2013/02/26, MC437, 10:00 - 11:00

Anastasios Sidiropoulos , CS department at the University of Illinois at Urbana-Champaign.


Large and complicated data sets have become ubiquitous in science and engineering, and have given rise to new challenges in Computer Science. In this new computational horizon, geometry has become an indispensable source of algorithmic tools, and ideas. A main catalyst behind this development has been the theory of metric embeddings. A metric embedding is a mapping from a metric space X into some metric space Y, which preserves all pairwise distances up to a small factor, called the distortion.
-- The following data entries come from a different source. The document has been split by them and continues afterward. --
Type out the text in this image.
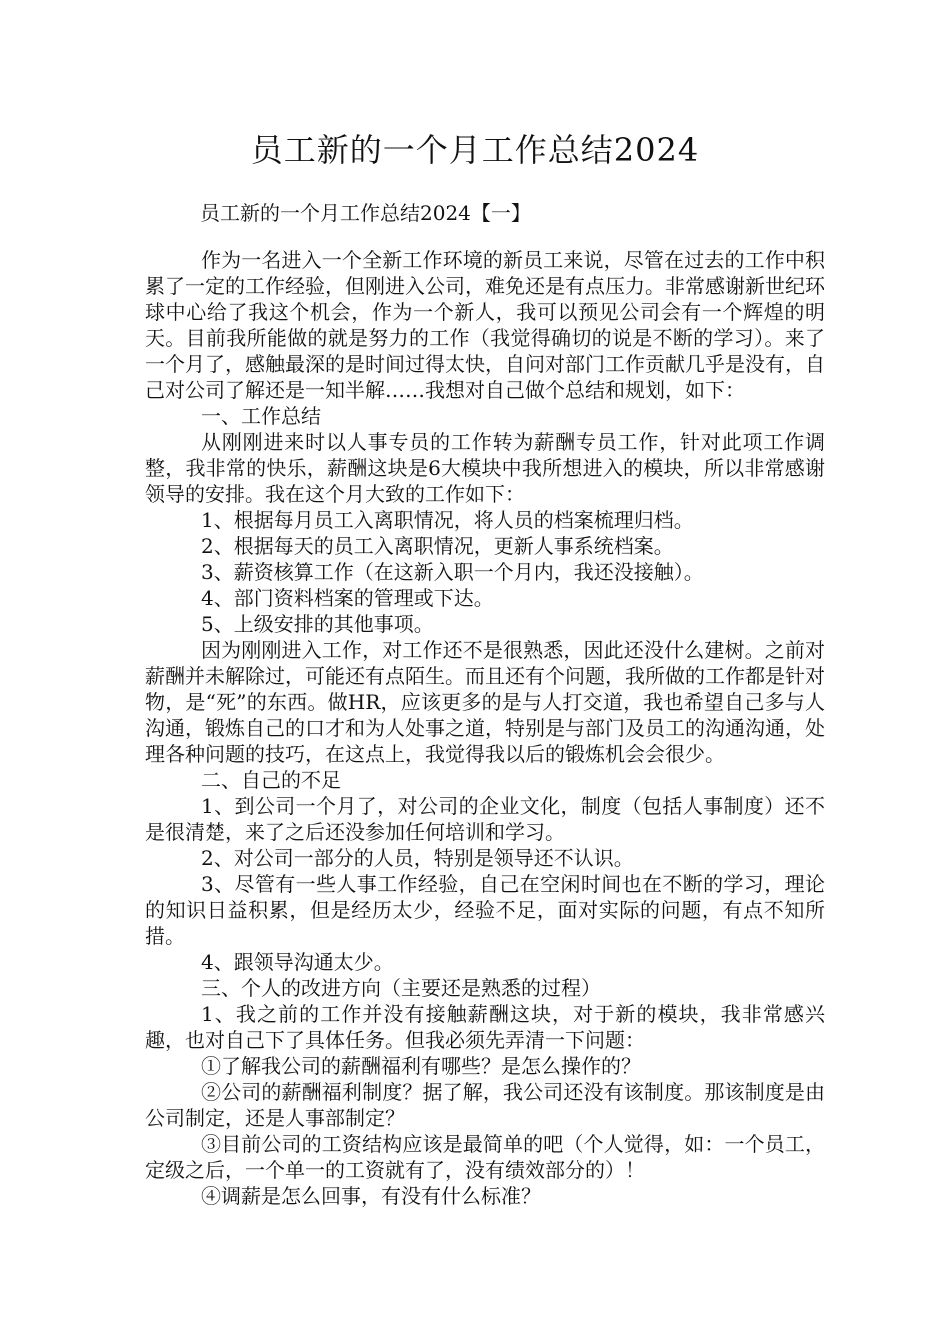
员工新的一个月工作总结2024
员工新的一个月工作总结2024【一】

作为一名进入一个全新工作环境的新员工来说，尽管在过去的工作中积累了一定的工作经验，但刚进入公司，难免还是有点压力。非常感谢新世纪环球中心给了我这个机会，作为一个新人，我可以预见公司会有一个辉煌的明天。目前我所能做的就是努力的工作（我觉得确切的说是不断的学习）。来了一个月了，感触最深的是时间过得太快，自问对部门工作贡献几乎是没有，自己对公司了解还是一知半解……我想对自己做个总结和规划，如下：

一、工作总结

从刚刚进来时以人事专员的工作转为薪酬专员工作，针对此项工作调整，我非常的快乐，薪酬这块是6大模块中我所想进入的模块，所以非常感谢领导的安排。我在这个月大致的工作如下：

1、根据每月员工入离职情况，将人员的档案梳理归档。

2、根据每天的员工入离职情况，更新人事系统档案。

3、薪资核算工作（在这新入职一个月内，我还没接触）。

4、部门资料档案的管理或下达。

5、上级安排的其他事项。

因为刚刚进入工作，对工作还不是很熟悉，因此还没什么建树。之前对薪酬并未解除过，可能还有点陌生。而且还有个问题，我所做的工作都是针对物，是“死”的东西。做HR，应该更多的是与人打交道，我也希望自己多与人沟通，锻炼自己的口才和为人处事之道，特别是与部门及员工的沟通沟通，处理各种问题的技巧，在这点上，我觉得我以后的锻炼机会会很少。

二、自己的不足

1、到公司一个月了，对公司的企业文化，制度（包括人事制度）还不是很清楚，来了之后还没参加任何培训和学习。

2、对公司一部分的人员，特别是领导还不认识。

3、尽管有一些人事工作经验，自己在空闲时间也在不断的学习，理论的知识日益积累，但是经历太少，经验不足，面对实际的问题，有点不知所措。

4、跟领导沟通太少。

三、个人的改进方向（主要还是熟悉的过程）

1、我之前的工作并没有接触薪酬这块，对于新的模块，我非常感兴趣，也对自己下了具体任务。但我必须先弄清一下问题：

①了解我公司的薪酬福利有哪些？是怎么操作的？

②公司的薪酬福利制度？据了解，我公司还没有该制度。那该制度是由公司制定，还是人事部制定？

③目前公司的工资结构应该是最简单的吧（个人觉得，如：一个员工，定级之后，一个单一的工资就有了，没有绩效部分的）！

④调薪是怎么回事，有没有什么标准？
In this talk I will describe a general framework for obtaining low-distortion embeddings of complicated spaces into simpler ones. An immediate corollary is a general reduction from hard instances to corresponding simpler ones, for a large class of optimization problems on certain families of graphs. Moreover, these techniques yield improvements on the state of the art for problems such as Sparsest Cut, Treewidth, Crossing Number, Vertex Sparsification, 0-Extension, and the estimation of Laplacian eigenvalues for several interesting graph families. Perhaps surprisingly, the above ideas can also be used to construct hard instances for certain problems. More precisely, guided by the above simplification machinery, we construct spaces that yield a nearly optimal integrality gap for a specific SDP relaxation of Sparsest Cut.

Biography of Speaker:

Dr. Sidiropoulos received his M.S. and Ph.D. in Electrical Engineering and Computer Science at the Massachusetts Institute of Technology, under the supervision of Piotr Indyk. He has been a post-doctoral fellow at the University of Toronto, and the Toyota Technological Institute at Chicago. He is currently a post-doctoral fellow in the Computer Science department at the University of Illinois at Urbana-Champaign. His main research interests are in algorithms, with an emphasis on metric embeddings, high-dimensional and low-dimensional computational geometry, graph theory, optimization, and applications of geometry and topology in computer science.